Simulation Environment

This work was conducted in part using the resources of the Advanced Computing Center for Research and Education (ACCRE) at Vanderbilt University, Nashville, Tennessee [6]. The ACCRE high-performance computing system consists of approximately 1500 processors and has a capacity of approximately 6 TFLOPS. Each node is built with dual processors, and each processor has at least 1-GB memory. The latest version of the Sentaurus tools allows users to run a TCAD simulation on a node, fully utilizing both processors and all available memory on that node for a single simulation. This provides a significant speedup in simulation time, compared to running the same simulation on a single processor.

Device Simulation

As noted, the small size and proximity of multiple devices requires the modeling of multiple devices using 3D TCAD. A sixtransistor 90-nm SRAM cell has been modeled with the Sentaurus tool suite, as shown in Figure 1. As device sizes shrink, memory

«Fig. 1.»Six-transistor SRAM cell built in a 90-nm process. Circuit schematic represents mixed-mode connections for SRAM cell. Although all six devices are modeled in a single TCAD structure, the nodes are wired up in mixed-mode to allow for voltage perturbations.

cells are becoming much more compact in size, with entire cell areas now comparable to single-transistor drain-node areas of only a few generations ago.

However, the size of the ion-induced charge filament does not scale. In the past, with larger size devices, the simulation of a cell using a single transistor in TCAD, while the others were represented using compact models (that is, mixed mode), provided a reasonably accurate representation of how the circuit would respond to a single event. However, as we move towards more compact circuitry, issues such as multi-node charge collection and parasitic transistor action are important in determining circuit responses [7].

The SRAM cell comprises two NMOS transistors and two PMOS transistors as the cross-coupled inverter pair, and an additional set of two NMOS transistors that are access transistors and are used to read or write the cell. The mesh consists of 85 000 vertices, or 5000 2D elements and 450 000 3D elements. Each NMOS and PMOS transistor is calibrated to SPICE and process data before building the SRAM cell. This ensures a high level of fidelity in the SRAM cell model.

The simulations are all run in the mixed-mode environment, as represented in Figure 1. In this case, the mixed-mode connections are made to allow the cell to operate as it would in real conditions. All transistors are simulated in TCAD, but the mixed-mode connections allow the node voltages to change in response to the ion-induced perturbation and potentially for the cell to flip states, consistent with charge moving through the structure. If all nodes were hardwired to a source, the cell would never change states due to a perturbation. Figure 2

«Fig.2.»Node voltages versus time for bit lines of SRAM cell as a result of a single event strike.
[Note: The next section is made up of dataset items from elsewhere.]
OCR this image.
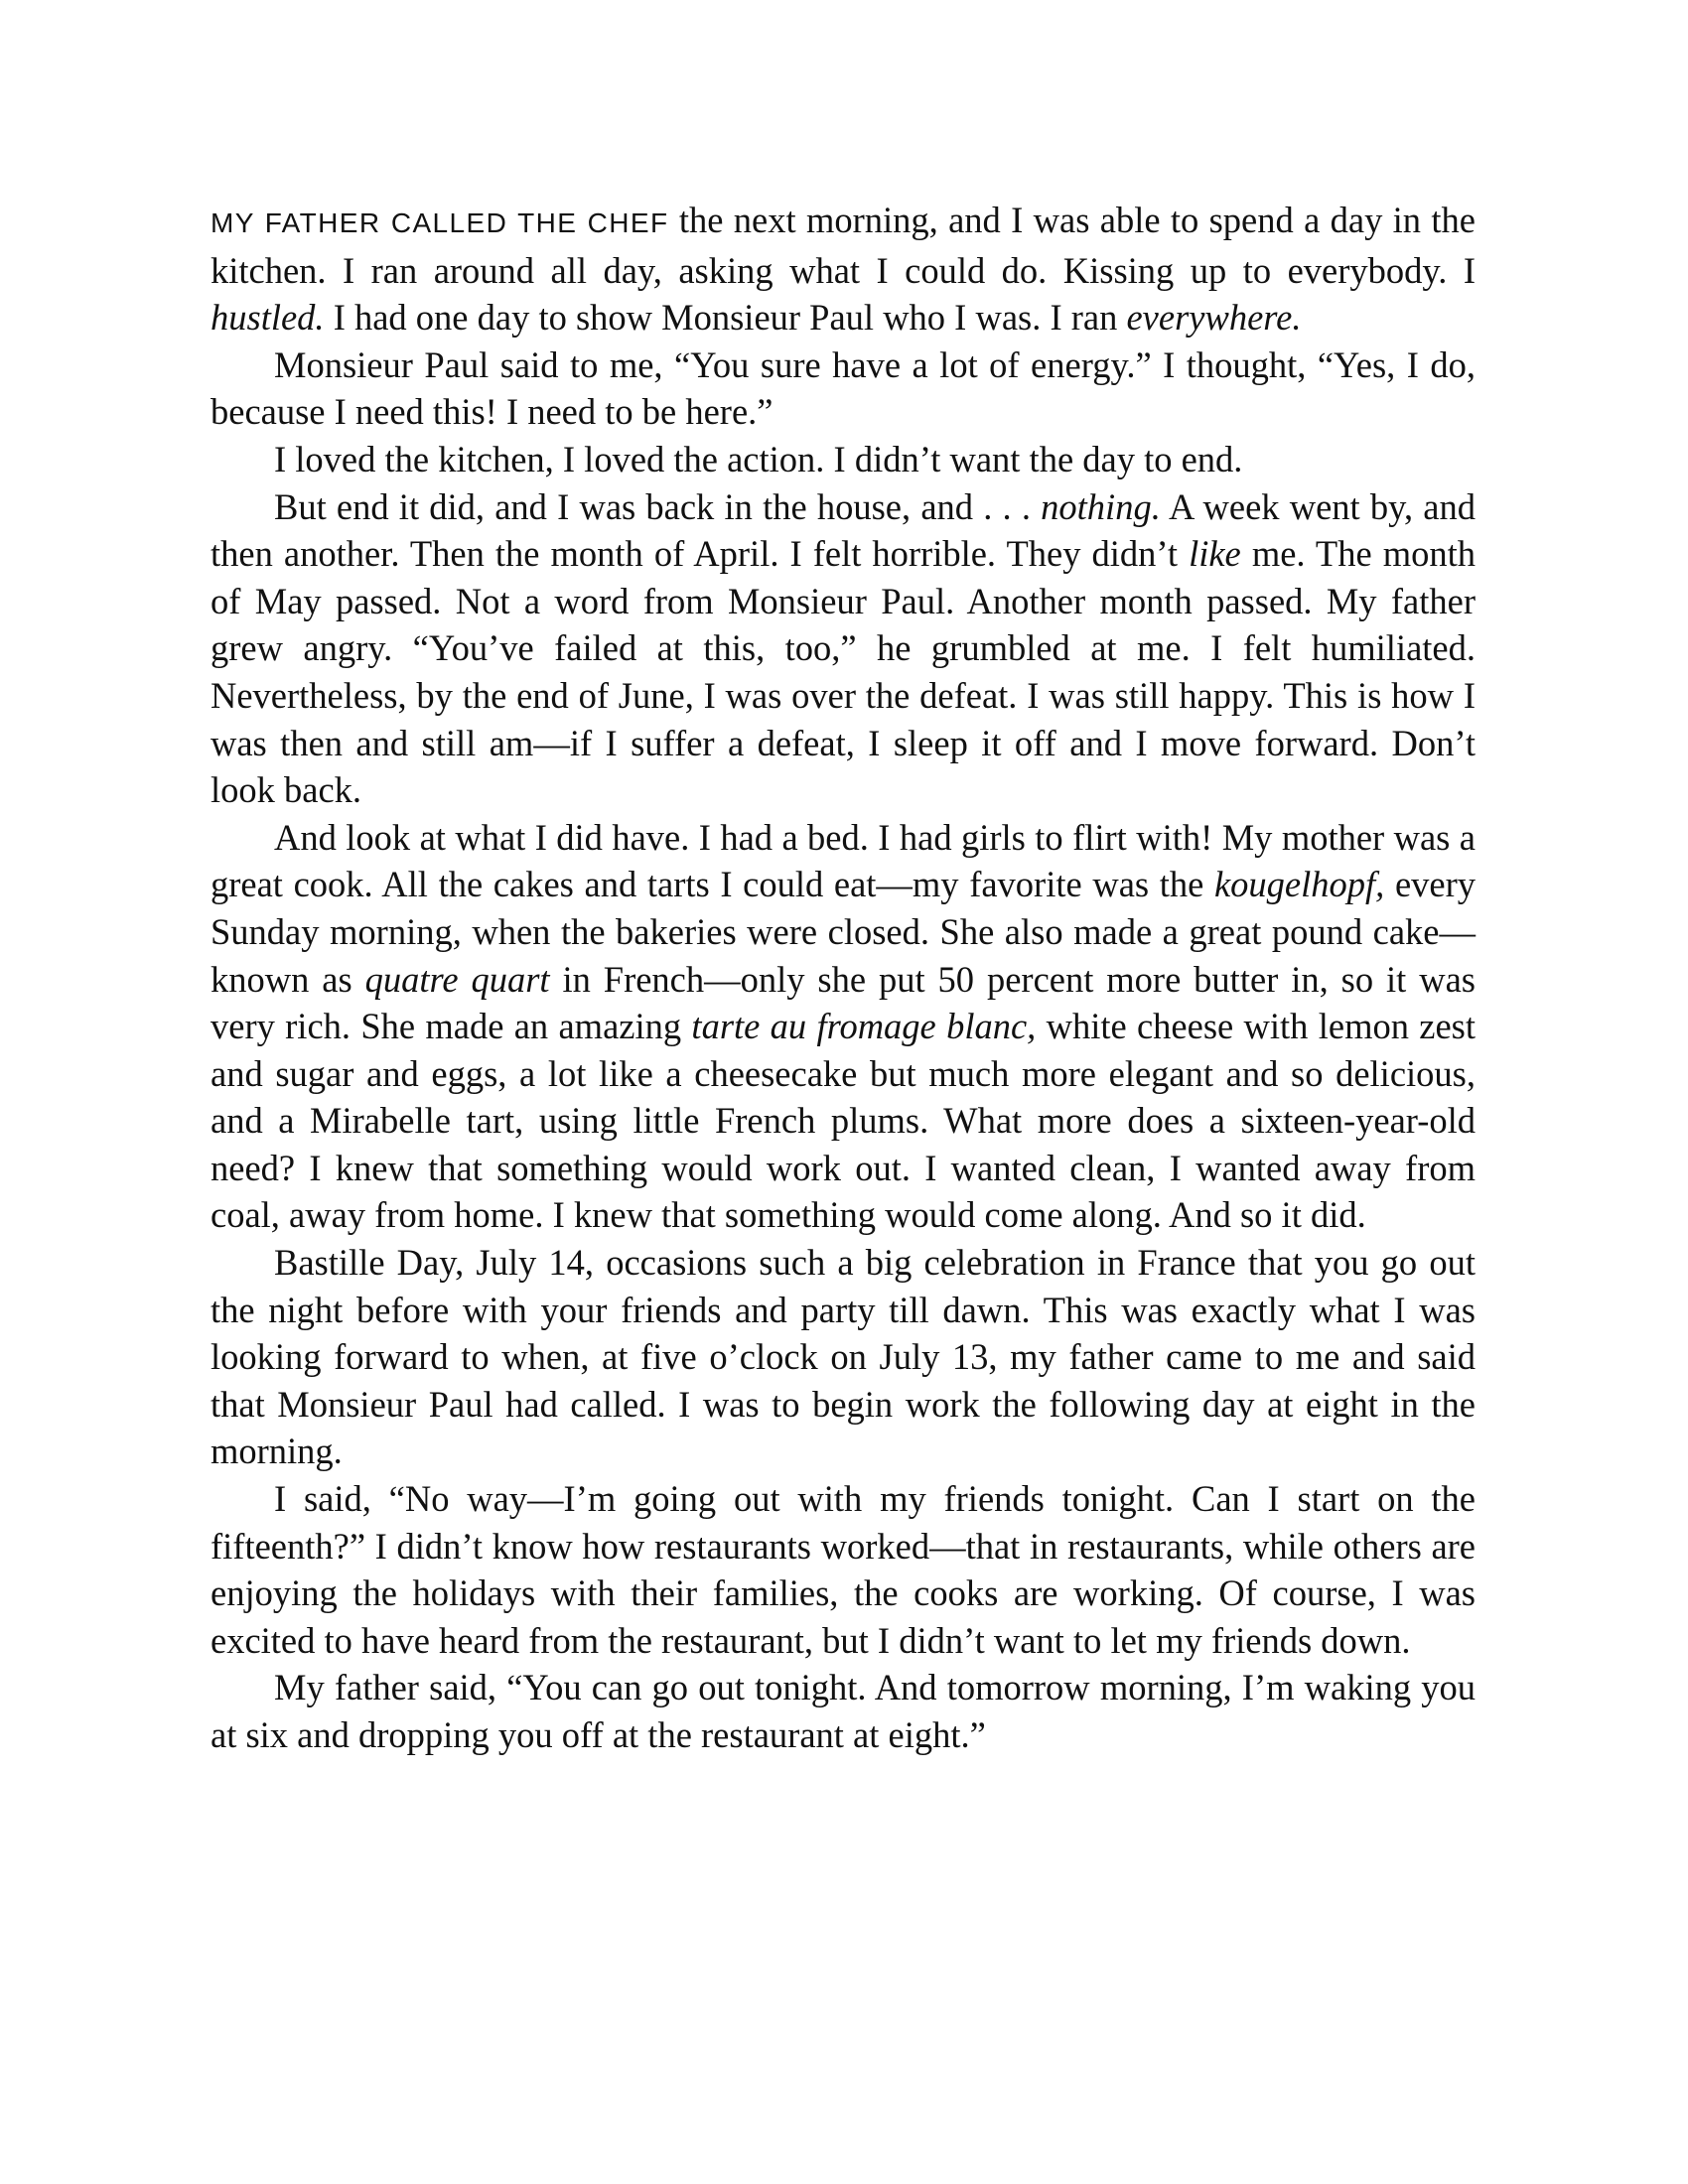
MY FATHER CALLED THE CHEF the next morning, and I was able to spend a day in the kitchen. I ran around all day, asking what I could do. Kissing up to everybody. I hustled. I had one day to show Monsieur Paul who I was. I ran everywhere.

Monsieur Paul said to me, “You sure have a lot of energy.” I thought, “Yes, I do, because I need this! I need to be here.”

I loved the kitchen, I loved the action. I didn’t want the day to end.

But end it did, and I was back in the house, and . . . nothing. A week went by, and then another. Then the month of April. I felt horrible. They didn’t like me. The month of May passed. Not a word from Monsieur Paul. Another month passed. My father grew angry. “You’ve failed at this, too,” he grumbled at me. I felt humiliated. Nevertheless, by the end of June, I was over the defeat. I was still happy. This is how I was then and still am—if I suffer a defeat, I sleep it off and I move forward. Don’t look back.

And look at what I did have. I had a bed. I had girls to flirt with! My mother was a great cook. All the cakes and tarts I could eat—my favorite was the kougelhopf, every Sunday morning, when the bakeries were closed. She also made a great pound cake—known as quatre quart in French—only she put 50 percent more butter in, so it was very rich. She made an amazing tarte au fromage blanc, white cheese with lemon zest and sugar and eggs, a lot like a cheesecake but much more elegant and so delicious, and a Mirabelle tart, using little French plums. What more does a sixteen-year-old need? I knew that something would work out. I wanted clean, I wanted away from coal, away from home. I knew that something would come along. And so it did.

Bastille Day, July 14, occasions such a big celebration in France that you go out the night before with your friends and party till dawn. This was exactly what I was looking forward to when, at five o’clock on July 13, my father came to me and said that Monsieur Paul had called. I was to begin work the following day at eight in the morning.

I said, “No way—I’m going out with my friends tonight. Can I start on the fifteenth?” I didn’t know how restaurants worked—that in restaurants, while others are enjoying the holidays with their families, the cooks are working. Of course, I was excited to have heard from the restaurant, but I didn’t want to let my friends down.

My father said, “You can go out tonight. And tomorrow morning, I’m waking you at six and dropping you off at the restaurant at eight.”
In this case, the cell switched states.

shows the response of the bit lines of the SRAM cell following a heavy ion strike to the drain of the off-state NMOS transistor.

Although many of the simulations use the heavy ion statement inside the Sentaurus Device simulator, we have developed an alternative method of depositing charge using the physical model interface (PMI) to Sentaurus. Monte Carlo–based codes (such as Geant4) can provide a realistic distribution of generated charge corresponding to a particular event, rather than an idealized description of an average event. Ions can interact with the Si substrate, dopant atoms, or materials above the active silicon and can cause nuclear reactions [5][8].

The charge distributions generated by these events do not necessarily look like single vector columns of charge. In many cases, the events actually have several ‘fingers’ of charge, as seen in Figure 3.

«Fig.3»Representation of charge generated by a Monte Carlo–based code in whichan ion interacted with materials above the active silicon and showered charge into the device. The output of the Monte Carlo code was used as input to the Sentaurus Device simulation.

Having the capability to analyze these realistic events is vital to understanding how reaction products, including those originating in the overlayer materials, can alter the response of the device or circuit.